Императрица Евгения сидела в своем салоне в Тюильри; в полуотворенное окно врывался свежий воздух, пропитанный всеми ароматами распускающихся деревьев дворцового сада.

Напротив императрицы сидела ее чтица Марион, красивая девушка со скромной осанкой, кроткими приятными чертами лица, в простом темном наряде, перед ней лежало несколько распечатанных писем.

Императрица держала две особенным образом изогнутые металлические палочки, которые нужно было без всякого усилия соединить и потом разделить – головоломка, занимавшая в то время весь Париж и называвшаяся «la question romaine»30.

Марион с улыбкой смотрела, как тонкие пальцы ее государыни тщетно силилась разнять сцепленные концы изогнутых палочек.

Императрица с нетерпением бросила головоломку на стол.

– Мне никогда не удастся решить этот «римский вопрос»! – вскричала она.

– Но все дело в том, чтобы найти правильное положение палочек, – сказала Марион нежным голосом. – Прошу, ваше величество, посмотрите.

Она взяла палочки и, слегка повернув, разделила их. Императрица внимательно следила за ее движениями, потом задумчивым взором обвела комнату и наконец сказала со вздохом:

– И здесь виден истинный дух парижан – превращать в игрушку самые важные и серьезные вопросы, занимающие весь мир! Мне кажется, что добрый парижанин, изучив прием для соединения и разделения этих палочек, считает себя счастливым и думает, что нашел ключ к римскому вопросу.

– Не лучше ли, – сказала Марион, – чтобы парижане занимались этим «римским вопросом», нежели ломали голову над настоящей политической проблемой, которой не могут решить? Из этого можно заключить, что надобно вовремя дать хорошенькую игрушку этим взрослым детям – она займет и удержит их от опасного волнения.

Красивые черты императрицы приняли грустное выражение.

– Итак, мой любезнейший кузен проповедует теперь в Пале-Рояле войну31? – спросила она, медленно выговаривая слова.

– Так говорят везде, – отвечала Марион. – Его императорское высочество с неудовольствием говорит об уступчивости и побуждает императора действовать твердо и энергично.

Императрица улыбнулась.

– Пусть делает, что угодно! – сказала она, пожимая плечами. – Он произведет совершенно противоположное впечатление. Но поистине грустно, что этот принц, которому следовало быть нашей опорой, употребляет все усилия на то, чтобы компрометировать империю и лишить ее доверия.

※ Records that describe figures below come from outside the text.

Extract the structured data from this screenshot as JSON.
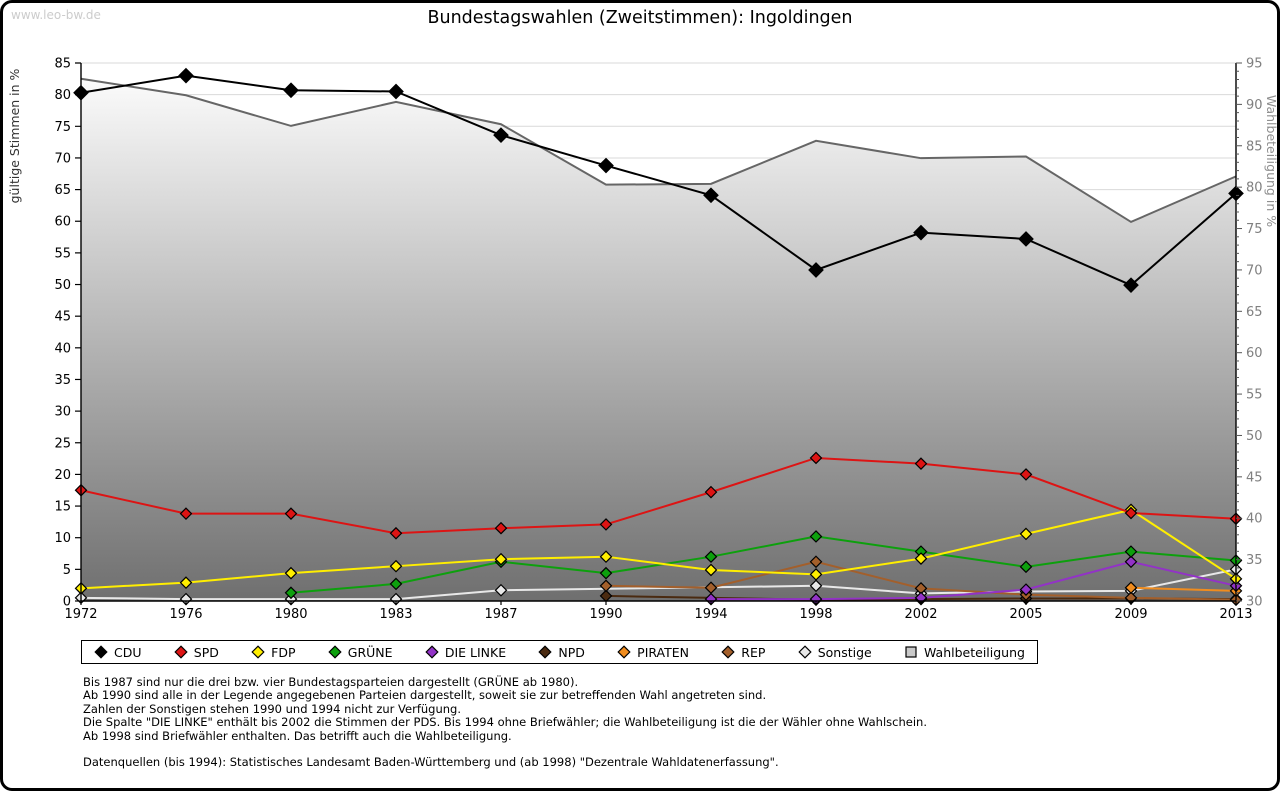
{
  "page": {
    "watermark": "www.leo-bw.de",
    "title": "Bundestagswahlen (Zweitstimmen): Ingoldingen"
  },
  "chart_data": {
    "type": "line",
    "title": "Bundestagswahlen (Zweitstimmen): Ingoldingen",
    "x_categories": [
      "1972",
      "1976",
      "1980",
      "1983",
      "1987",
      "1990",
      "1994",
      "1998",
      "2002",
      "2005",
      "2009",
      "2013"
    ],
    "left_axis": {
      "label": "gültige Stimmen in %",
      "min": 0,
      "max": 85,
      "tick_step": 5
    },
    "right_axis": {
      "label": "Wahlbeteiligung in %",
      "min": 30,
      "max": 95,
      "tick_step": 5
    },
    "grid": true,
    "legend_position": "bottom",
    "series": [
      {
        "name": "CDU",
        "axis": "left",
        "color": "#000000",
        "marker": "diamond",
        "marker_size": 7,
        "values": [
          80.3,
          83.0,
          80.7,
          80.5,
          73.6,
          68.8,
          64.1,
          52.3,
          58.2,
          57.2,
          49.9,
          64.4
        ]
      },
      {
        "name": "SPD",
        "axis": "left",
        "color": "#dd1414",
        "marker": "diamond",
        "marker_size": 5.5,
        "values": [
          17.5,
          13.8,
          13.8,
          10.7,
          11.5,
          12.1,
          17.2,
          22.6,
          21.7,
          20.0,
          13.9,
          13.0
        ]
      },
      {
        "name": "FDP",
        "axis": "left",
        "color": "#ffee00",
        "marker": "diamond",
        "marker_size": 5.5,
        "values": [
          2.0,
          2.9,
          4.4,
          5.5,
          6.6,
          7.0,
          4.9,
          4.2,
          6.7,
          10.6,
          14.4,
          3.5
        ]
      },
      {
        "name": "GRÜNE",
        "axis": "left",
        "color": "#0da00d",
        "marker": "diamond",
        "marker_size": 5.5,
        "values": [
          null,
          null,
          1.3,
          2.7,
          6.2,
          4.4,
          7.0,
          10.2,
          7.8,
          5.4,
          7.8,
          6.4
        ]
      },
      {
        "name": "DIE LINKE",
        "axis": "left",
        "color": "#9233c6",
        "marker": "diamond",
        "marker_size": 5.5,
        "values": [
          null,
          null,
          null,
          null,
          null,
          null,
          0.3,
          0.3,
          0.5,
          1.8,
          6.2,
          2.4
        ]
      },
      {
        "name": "NPD",
        "axis": "left",
        "color": "#4a2a10",
        "marker": "diamond",
        "marker_size": 5.5,
        "values": [
          null,
          null,
          null,
          null,
          null,
          0.8,
          null,
          0.2,
          0.3,
          0.4,
          0.4,
          0.3
        ]
      },
      {
        "name": "PIRATEN",
        "axis": "left",
        "color": "#f08c1e",
        "marker": "diamond",
        "marker_size": 5.5,
        "values": [
          null,
          null,
          null,
          null,
          null,
          null,
          null,
          null,
          null,
          null,
          2.1,
          1.6
        ]
      },
      {
        "name": "REP",
        "axis": "left",
        "color": "#a35f2b",
        "marker": "diamond",
        "marker_size": 5.5,
        "values": [
          null,
          null,
          null,
          null,
          null,
          2.4,
          2.1,
          6.2,
          2.0,
          1.0,
          0.5,
          0.2
        ]
      },
      {
        "name": "Sonstige",
        "axis": "left",
        "color": "#e8e8e8",
        "marker": "diamond",
        "marker_size": 5.5,
        "values": [
          0.5,
          0.3,
          0.3,
          0.3,
          1.7,
          null,
          null,
          2.4,
          1.2,
          1.5,
          1.6,
          5.0
        ]
      },
      {
        "name": "Wahlbeteiligung",
        "axis": "right",
        "color": "#666666",
        "marker": "square",
        "area": true,
        "area_gradient": [
          "#ffffff",
          "#6f6f6f"
        ],
        "values": [
          93.1,
          91.1,
          87.4,
          90.3,
          87.6,
          80.3,
          80.4,
          85.6,
          83.5,
          83.7,
          75.8,
          81.3
        ]
      }
    ]
  },
  "footer": {
    "notes": [
      "Bis 1987 sind nur die drei bzw. vier Bundestagsparteien dargestellt (GRÜNE ab 1980).",
      "Ab 1990 sind alle in der Legende angegebenen Parteien dargestellt, soweit sie zur betreffenden Wahl angetreten sind.",
      "Zahlen der Sonstigen stehen 1990 und 1994 nicht zur Verfügung.",
      "Die Spalte \"DIE LINKE\" enthält bis 2002 die Stimmen der PDS. Bis 1994 ohne Briefwähler; die Wahlbeteiligung ist die der Wähler ohne Wahlschein.",
      "Ab 1998 sind Briefwähler enthalten. Das betrifft auch die Wahlbeteiligung."
    ],
    "source": "Datenquellen (bis 1994): Statistisches Landesamt Baden-Württemberg und (ab 1998) \"Dezentrale Wahldatenerfassung\"."
  }
}
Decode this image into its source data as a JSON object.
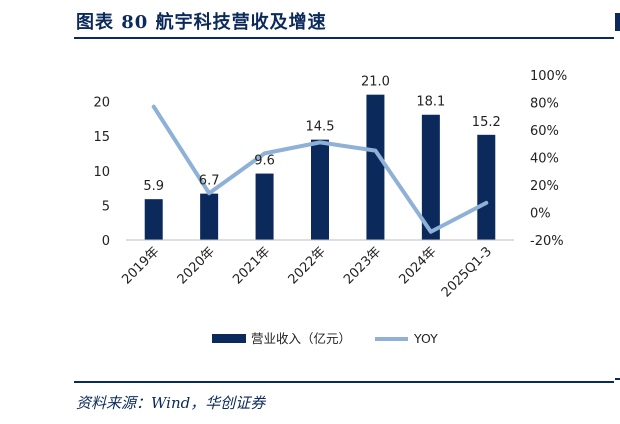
{
  "header": {
    "title": "图表 80  航宇科技营收及增速"
  },
  "footer": {
    "source": "资料来源：Wind，华创证券"
  },
  "chart_data": {
    "type": "bar",
    "categories": [
      "2019年",
      "2020年",
      "2021年",
      "2022年",
      "2023年",
      "2024年",
      "2025Q1-3"
    ],
    "series": [
      {
        "name": "营业收入（亿元）",
        "type": "bar",
        "axis": "left",
        "values": [
          5.9,
          6.7,
          9.6,
          14.5,
          21.0,
          18.1,
          15.2
        ],
        "color": "#0b2a5b"
      },
      {
        "name": "YOY",
        "type": "line",
        "axis": "right",
        "values": [
          77,
          14,
          43,
          51,
          45,
          -14,
          7
        ],
        "color": "#8fb1d8"
      }
    ],
    "data_labels": [
      "5.9",
      "6.7",
      "9.6",
      "14.5",
      "21.0",
      "18.1",
      "15.2"
    ],
    "left_ticks": [
      "0",
      "5",
      "10",
      "15",
      "20"
    ],
    "right_ticks": [
      "-20%",
      "0%",
      "20%",
      "40%",
      "60%",
      "80%",
      "100%"
    ],
    "ylim_left": [
      0,
      25
    ],
    "ylim_right": [
      -20,
      100
    ],
    "legend_position": "bottom",
    "grid": false
  }
}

Можно даже увидеть в этом злой умысел!

– О, как такое возможно? – возразила Марион. – Принц многим обязан восстановлению империи!

– Он считает себя истинным наследником первого императора, – сказала Евгения с задумчивым взглядом. – Принц, может быть, простил бы моему супругу занятие престола, но не простит нашего брака и сына! Удивительно, как гордятся дети Жерома32 тем, что их матерью была порфирородная принцесса, дочь немецкого короля. Моя кузина Матильда очень умная женщина, с превосходным сердцем, соблюдает этикет, но не любит меня, я понимаю это, – прибавила она тихо, – но принц везде, где только можно, выказывает свое недоброжелательство ко мне и при всяком случае напоминает о королевском происхождении своей супруги, доброй Клотильды, которая сама нисколько не думает о том. Много значит, – продолжала она со вздохом, – что сын этого принца принадлежит, по матери и бабке, к семейству королей, тогда как у моего Луи нет в материнской родословной иных имен, кроме Монтихо и Богарне. И европейские дворы никогда не забудут этого! Но, – тут губы ее сжались, а во взгляде сверкнула молния, – разве кровь Гусмана де Альфараче не так же благородна, как и кровь многих королей?